My present beef, though, is with those who confuse finance and politics, pretending the everything in markets is governed by ideology - which to me is as silly as Rush's enviromentalist football picks. Finance follows its own logic and its own forces. So does economics - they are interrelated but not the same, and economics is decidedly easier and more predictable than finance. But again, it is necessary to give the subject its own independence instead of distorting it with political ideology.

Another thing I am exercised about right now is the way doom mongering on the right has baited populists into finance-hating attitudes that I consider deeply unjust, and deeply bad politics. A Republican party that hates business and the rich has no future whatsoever; it would not be able to govern and wouldn't deserve to. If the people want class hatred they will go to the socialist left every time.

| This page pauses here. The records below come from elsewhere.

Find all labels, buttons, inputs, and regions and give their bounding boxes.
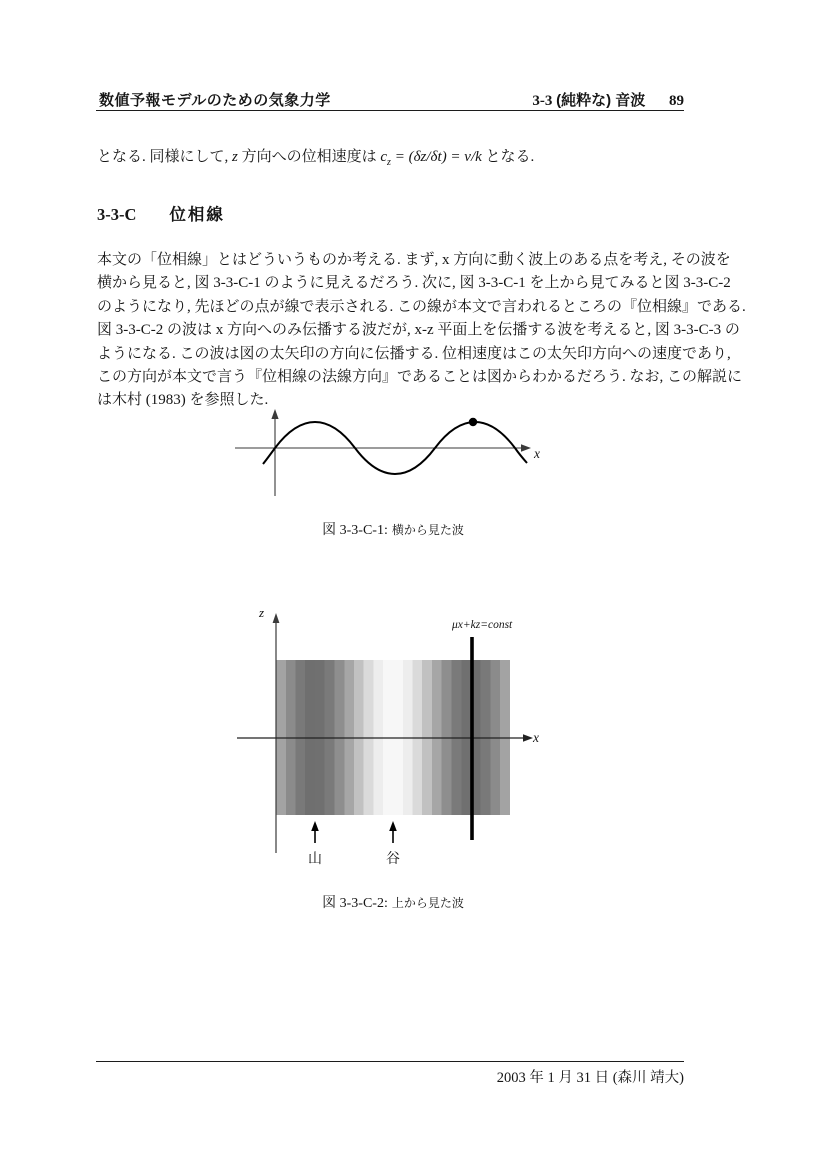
footer-date-author: 2003 年 1 月 31 日 (森川 靖大) bbox=[496, 1070, 684, 1086]
paragraph-line: ようになる. この波は図の太矢印の方向に伝播する. 位相速度はこの太矢印方向への速度であり, bbox=[97, 345, 731, 362]
math-expression: = (δz/δt) = ν/k bbox=[390, 149, 482, 165]
header-section-page bbox=[400, 89, 684, 110]
figure-side-view-wave bbox=[228, 407, 548, 502]
figure2-caption-text: 上から見た波 bbox=[391, 896, 464, 910]
paragraph-line: この方向が本文で言う『位相線の法線方向』であることは図からわかるだろう. なお, この解説に bbox=[97, 368, 743, 385]
body-paragraph bbox=[97, 249, 746, 413]
figure2-caption-label: 図 3-3-C-2: bbox=[322, 896, 388, 911]
section-title: 位相線 bbox=[169, 206, 225, 224]
section-heading bbox=[97, 201, 225, 225]
x-axis-label: x bbox=[534, 446, 540, 461]
paragraph-line: のようになり, 先ほどの点が線で表示される. この線が本文で言われるところの『位相線』である. bbox=[97, 298, 746, 315]
paragraph-line: は木村 (1983) を参照した. bbox=[97, 392, 269, 409]
header-rule bbox=[96, 110, 684, 111]
page-number: 89 bbox=[669, 93, 684, 109]
figure1-caption bbox=[96, 519, 690, 539]
intro-text-3: となる. bbox=[481, 149, 535, 165]
crest-label: 山 bbox=[308, 850, 322, 866]
paragraph-line: 横から見ると, 図 3-3-C-1 のように見えるだろう. 次に, 図 3-3-C-1 を上から見てみると図 3-3-C-2 bbox=[97, 275, 731, 292]
math-var-c: c bbox=[380, 149, 388, 165]
header-section-title: (純粋な) 音波 bbox=[556, 92, 646, 109]
y-axis-arrow-icon bbox=[271, 409, 278, 419]
x-axis-arrow-icon bbox=[523, 734, 533, 741]
header-book-title: 数値予報モデルのための気象力学 bbox=[99, 92, 331, 109]
phase-line-equation-label: μx+kz=const bbox=[452, 619, 513, 631]
intro-text-1: となる. 同様にして, bbox=[97, 149, 233, 165]
x-axis-arrow-icon bbox=[521, 444, 531, 451]
z-axis-arrow-icon bbox=[273, 613, 280, 623]
crest-arrow-icon bbox=[311, 821, 319, 831]
trough-label: 谷 bbox=[386, 850, 400, 866]
figure2-axes-overlay bbox=[230, 610, 550, 875]
footer-rule bbox=[96, 1061, 684, 1062]
figure-top-view-wave bbox=[230, 605, 550, 875]
paragraph-line: 本文の「位相線」とはどういうものか考える. まず, x 方向に動く波上のある点を考え, その波を bbox=[97, 252, 731, 268]
math-sub-z: z bbox=[387, 157, 391, 168]
intro-sentence bbox=[97, 145, 697, 168]
section-number: 3-3-C bbox=[97, 205, 137, 224]
trough-arrow-icon bbox=[389, 821, 397, 831]
intro-text-2: 方向への位相速度は bbox=[237, 149, 381, 165]
paragraph-line: 図 3-3-C-2 の波は x 方向へのみ伝播する波だが, x-z 平面上を伝播する波を考えると, 図 3-3-C-3 の bbox=[97, 322, 740, 339]
wave-point-marker bbox=[469, 418, 477, 426]
figure2-caption bbox=[96, 892, 690, 912]
figure1-caption-text: 横から見た波 bbox=[391, 523, 464, 537]
x-axis-label: x bbox=[533, 730, 539, 745]
z-axis-label: z bbox=[259, 605, 265, 620]
figure1-caption-label: 図 3-3-C-1: bbox=[322, 523, 388, 538]
math-var-z: z bbox=[232, 149, 238, 165]
header-section-number: 3-3 bbox=[532, 93, 553, 109]
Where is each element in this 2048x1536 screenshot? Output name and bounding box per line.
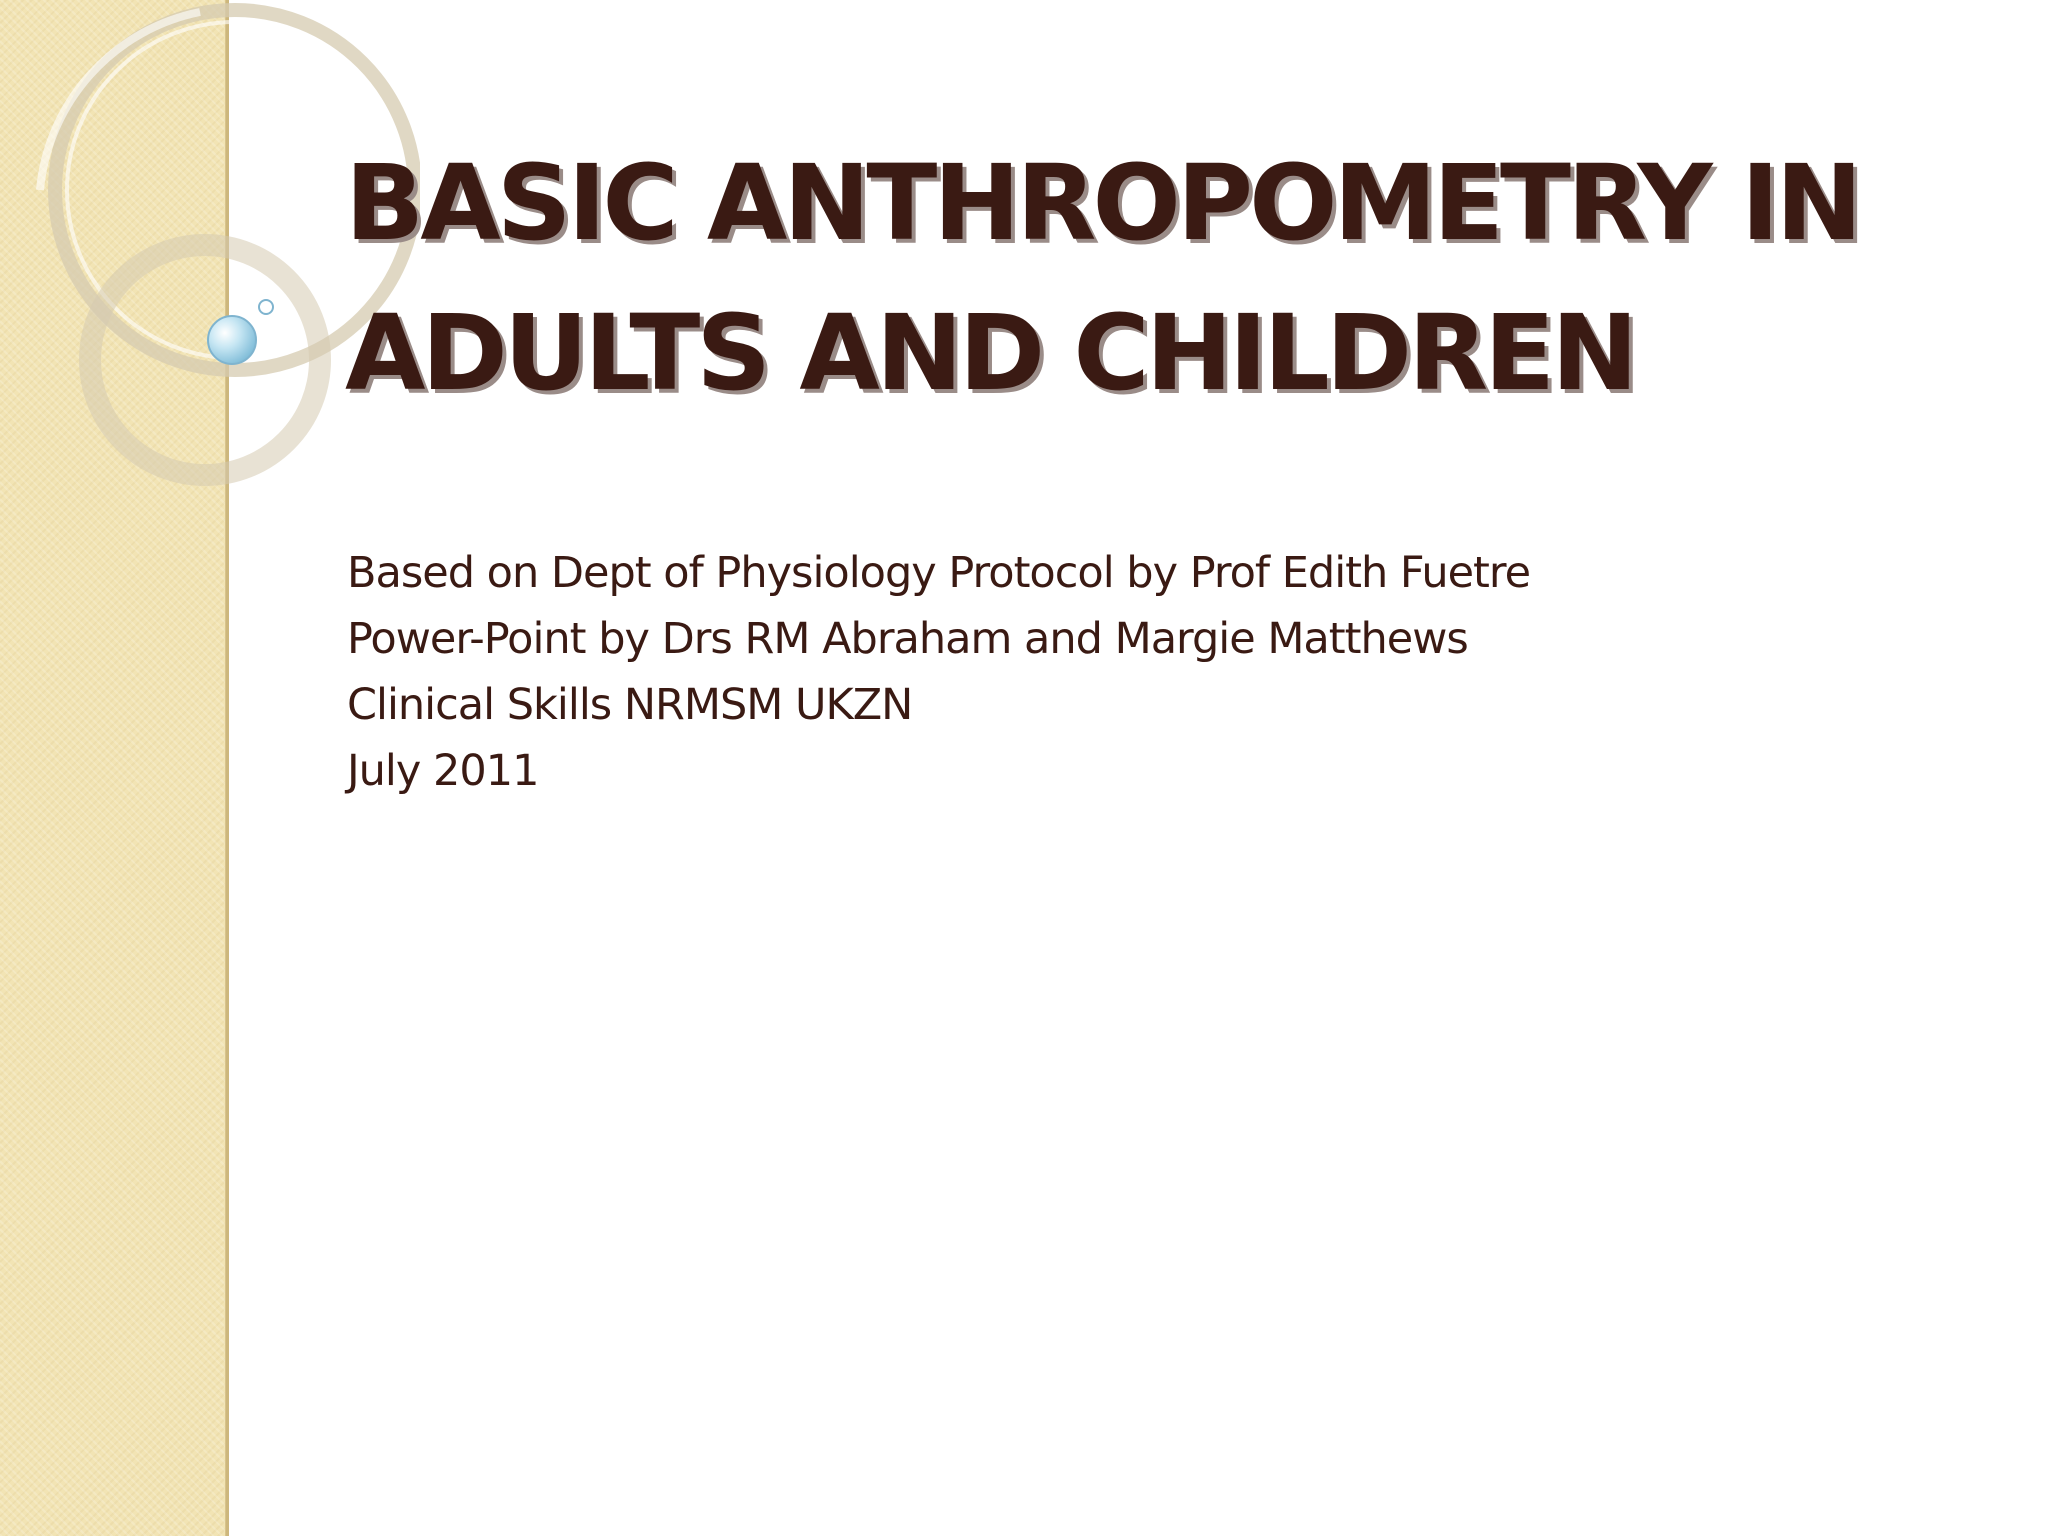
slide-title	[345, 128, 1965, 428]
bubble-icon	[208, 316, 256, 364]
small-bubble-icon	[259, 300, 273, 314]
title-line-1: BASIC ANTHROPOMETRY IN	[345, 142, 1859, 264]
slide-subtitle	[347, 540, 1947, 804]
subtitle-line-date: July 2011	[347, 746, 539, 796]
title-line-2: ADULTS AND CHILDREN	[345, 292, 1635, 414]
subtitle-line-authors: Power-Point by Drs RM Abraham and Margie Matthews	[347, 614, 1468, 664]
subtitle-line-protocol: Based on Dept of Physiology Protocol by Prof Edith Fuetre	[347, 548, 1531, 598]
subtitle-line-institution: Clinical Skills NRMSM UKZN	[347, 680, 913, 730]
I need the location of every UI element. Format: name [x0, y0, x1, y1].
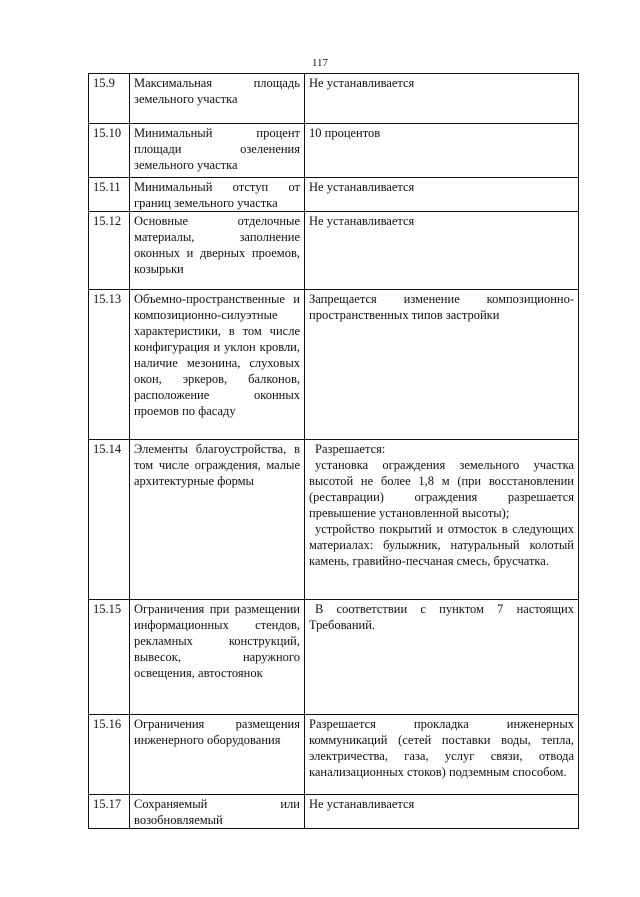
row-value — [305, 715, 579, 795]
table-row — [89, 440, 579, 600]
row-number: 15.16 — [89, 715, 130, 795]
value-paragraph: 10 процентов — [309, 126, 381, 140]
row-number: 15.9 — [89, 74, 130, 124]
row-value — [305, 124, 579, 178]
value-paragraph: Не устанавливается — [309, 76, 415, 90]
page-number: 117 — [311, 57, 329, 69]
table-row — [89, 600, 579, 715]
row-value — [305, 440, 579, 600]
value-paragraph: Не устанавливается — [309, 797, 415, 811]
row-parameter: Объемно-пространственные и композиционно-силуэтные характеристики, в том числе конфигурация и уклон кровли, наличие мезонина, слуховых окон, эркеров, балконов, расположение оконных проемов по фасаду — [130, 290, 305, 440]
row-value — [305, 795, 579, 829]
row-parameter: Основные отделочные материалы, заполнение оконных и дверных проемов, козырьки — [130, 212, 305, 290]
row-value — [305, 212, 579, 290]
row-parameter: Сохраняемый или возобновляемый — [130, 795, 305, 829]
row-parameter: Элементы благоустройства, в том числе ограждения, малые архитектурные формы — [130, 440, 305, 600]
row-number: 15.14 — [89, 440, 130, 600]
row-parameter: Ограничения при размещении информационных стендов, рекламных конструкций, вывесок, наружного освещения, автостоянок — [130, 600, 305, 715]
row-number: 15.10 — [89, 124, 130, 178]
row-value — [305, 290, 579, 440]
row-parameter: Минимальный процент площади озеленения земельного участка — [130, 124, 305, 178]
row-number: 15.13 — [89, 290, 130, 440]
row-parameter: Ограничения размещения инженерного оборудования — [130, 715, 305, 795]
table-row — [89, 795, 579, 829]
row-parameter: Максимальная площадь земельного участка — [130, 74, 305, 124]
value-paragraph: Не устанавливается — [309, 180, 415, 194]
row-value — [305, 600, 579, 715]
row-number: 15.12 — [89, 212, 130, 290]
requirements-table — [88, 73, 579, 829]
row-number: 15.15 — [89, 600, 130, 715]
row-value — [305, 178, 579, 212]
value-paragraph: Не устанавливается — [309, 214, 415, 228]
value-paragraph: устройство покрытий и отмосток в следующих материалах: булыжник, натуральный колотый камень, гравийно-песчаная смесь, брусчатка. — [309, 522, 574, 568]
row-number: 15.17 — [89, 795, 130, 829]
value-paragraph: установка ограждения земельного участка высотой не более 1,8 м (при восстановлении (реставрации) ограждения разрешается превышение установленной высоты); — [309, 458, 574, 520]
table-row — [89, 74, 579, 124]
value-paragraph: В соответствии с пунктом 7 настоящих Требований. — [309, 602, 574, 632]
value-paragraph: Разрешается прокладка инженерных коммуникаций (сетей поставки воды, тепла, электричества, газа, услуг связи, отвода канализационных стоков) подземным способом. — [309, 717, 574, 779]
value-paragraph: Запрещается изменение композиционно-пространственных типов застройки — [309, 292, 574, 322]
table-row — [89, 715, 579, 795]
table-row — [89, 212, 579, 290]
row-parameter: Минимальный отступ от границ земельного участка — [130, 178, 305, 212]
table-row — [89, 290, 579, 440]
table-row — [89, 124, 579, 178]
table-row — [89, 178, 579, 212]
value-paragraph: Разрешается: — [315, 442, 386, 456]
row-value — [305, 74, 579, 124]
row-number: 15.11 — [89, 178, 130, 212]
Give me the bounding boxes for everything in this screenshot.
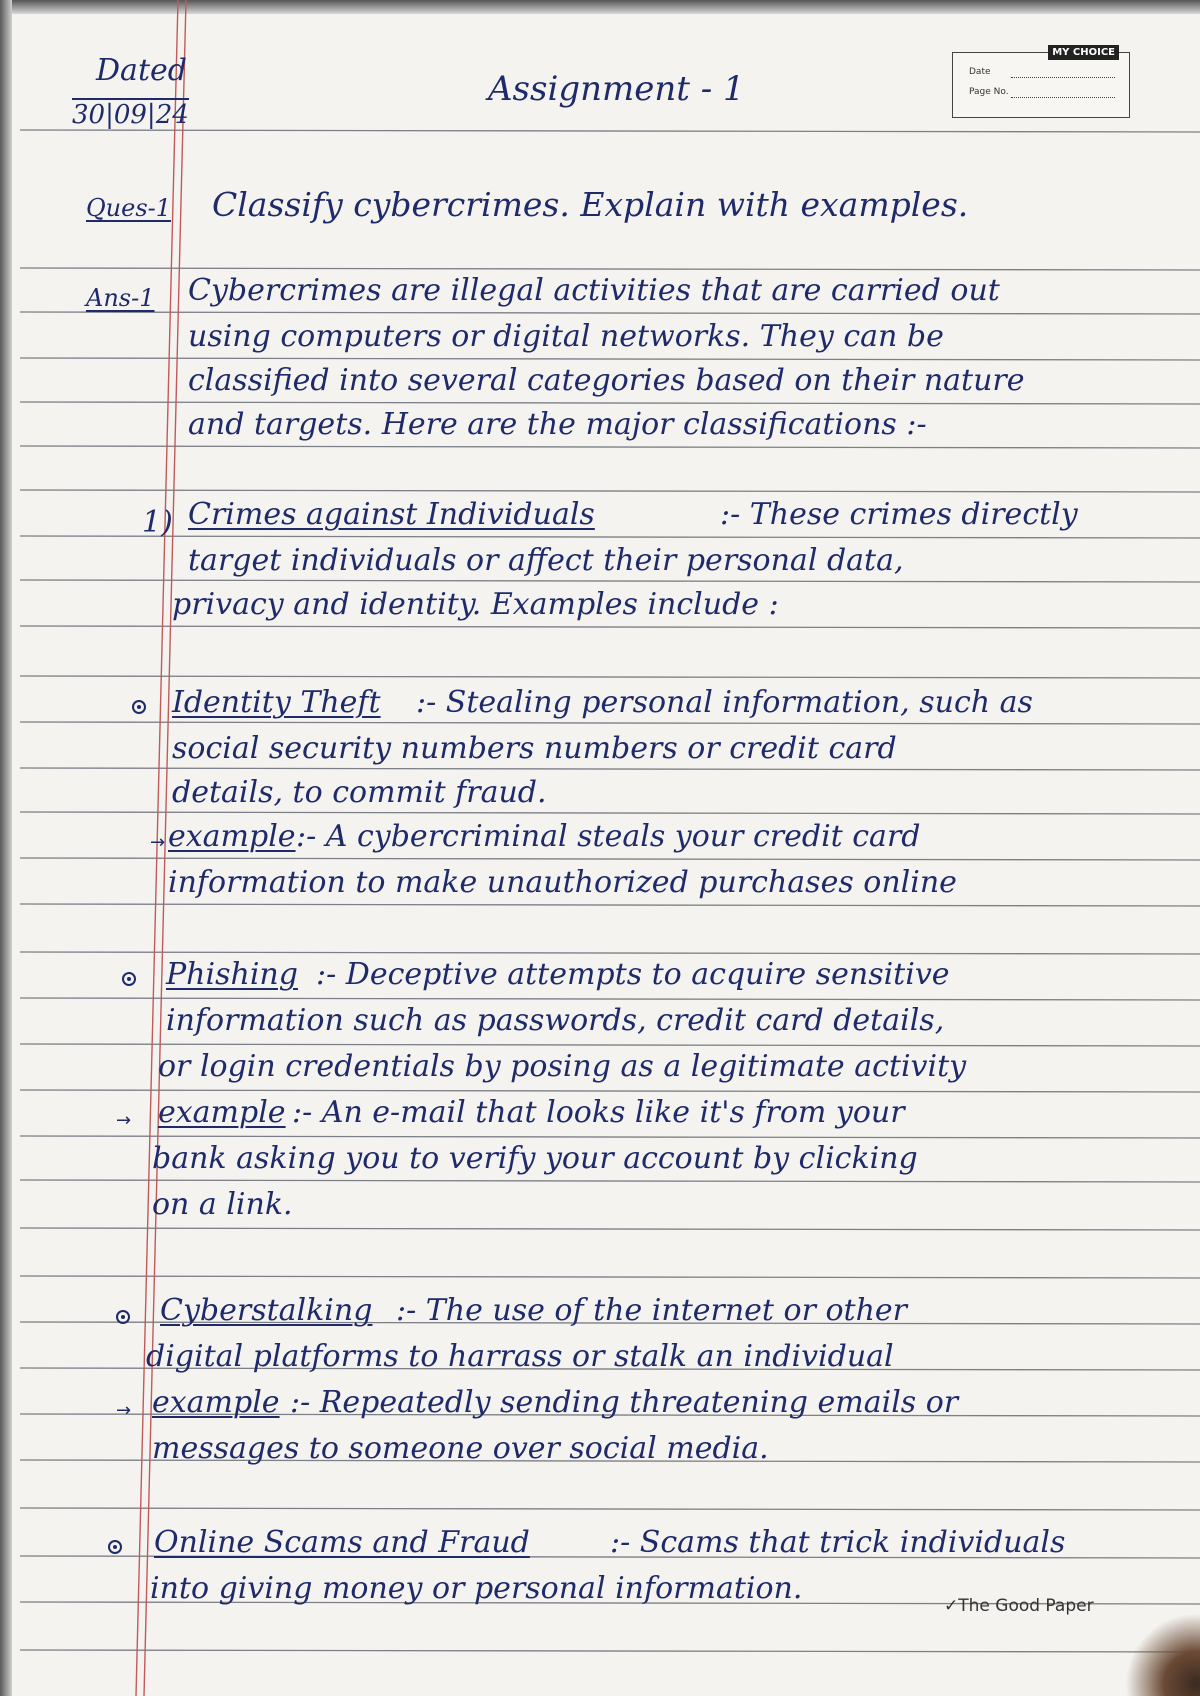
ruled-line	[20, 130, 1200, 132]
arrow-icon: →	[116, 1110, 132, 1131]
ruled-line	[20, 952, 1200, 954]
item-line: :- The use of the internet or other	[396, 1293, 907, 1328]
section-line: :- These crimes directly	[720, 497, 1078, 532]
bullet-icon	[132, 700, 146, 714]
ruled-line	[20, 1090, 1200, 1092]
ruled-line	[20, 1276, 1200, 1278]
example-line: :- An e-mail that looks like it's from your	[292, 1095, 905, 1130]
ruled-line	[20, 1650, 1200, 1652]
ruled-line	[20, 858, 1200, 860]
ruled-line	[20, 446, 1200, 448]
box-date-line	[1011, 77, 1115, 78]
paper-brand-footer: ✓The Good Paper	[944, 1596, 1094, 1616]
box-page-line	[1011, 97, 1115, 98]
box-date-label: Date	[969, 67, 991, 77]
ruled-line	[20, 580, 1200, 582]
brand-label: MY CHOICE	[1048, 45, 1119, 60]
ruled-line	[20, 626, 1200, 628]
ruled-line	[20, 490, 1200, 492]
ruled-line	[20, 768, 1200, 770]
example-line: :- A cybercriminal steals your credit card	[296, 819, 921, 854]
ruled-line	[20, 1228, 1200, 1230]
item-line: social security numbers numbers or credit card	[172, 731, 897, 766]
section-heading: Crimes against Individuals	[188, 497, 595, 532]
example-line: information to make unauthorized purchases online	[168, 865, 957, 900]
answer-intro-line: classified into several categories based on their nature	[188, 363, 1025, 398]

I see this as the same error as Perot and Buchanan, and it is a policy and political death-trap for the GOP.

There is a higher theoretical debate I'd love to have about some of this stuff, about Austrian theory, its successes and its limitations, and its recent ideological distortion. But I can't; the subject is overrun by mere finance hatred and mere doom mongering. These are frankly medieval superstitions, and they must be cleared away before anybody can rationally discuss managing the business cycle intelligently (as a matter of practice) or the actual causal forces involved, free of ideological presciption or moralizing smears.

I think I understand Mises and others on the subject well enough to spot his errors; but it would seem everyone influenced by him these days is incapable of independent thought, if it involves questioning his ideas. I consider this a travesty toward his own scientific attitude. But if anyone feels up to it, consider this a standing invitation to discuss the limitations of his understanding of the cycle.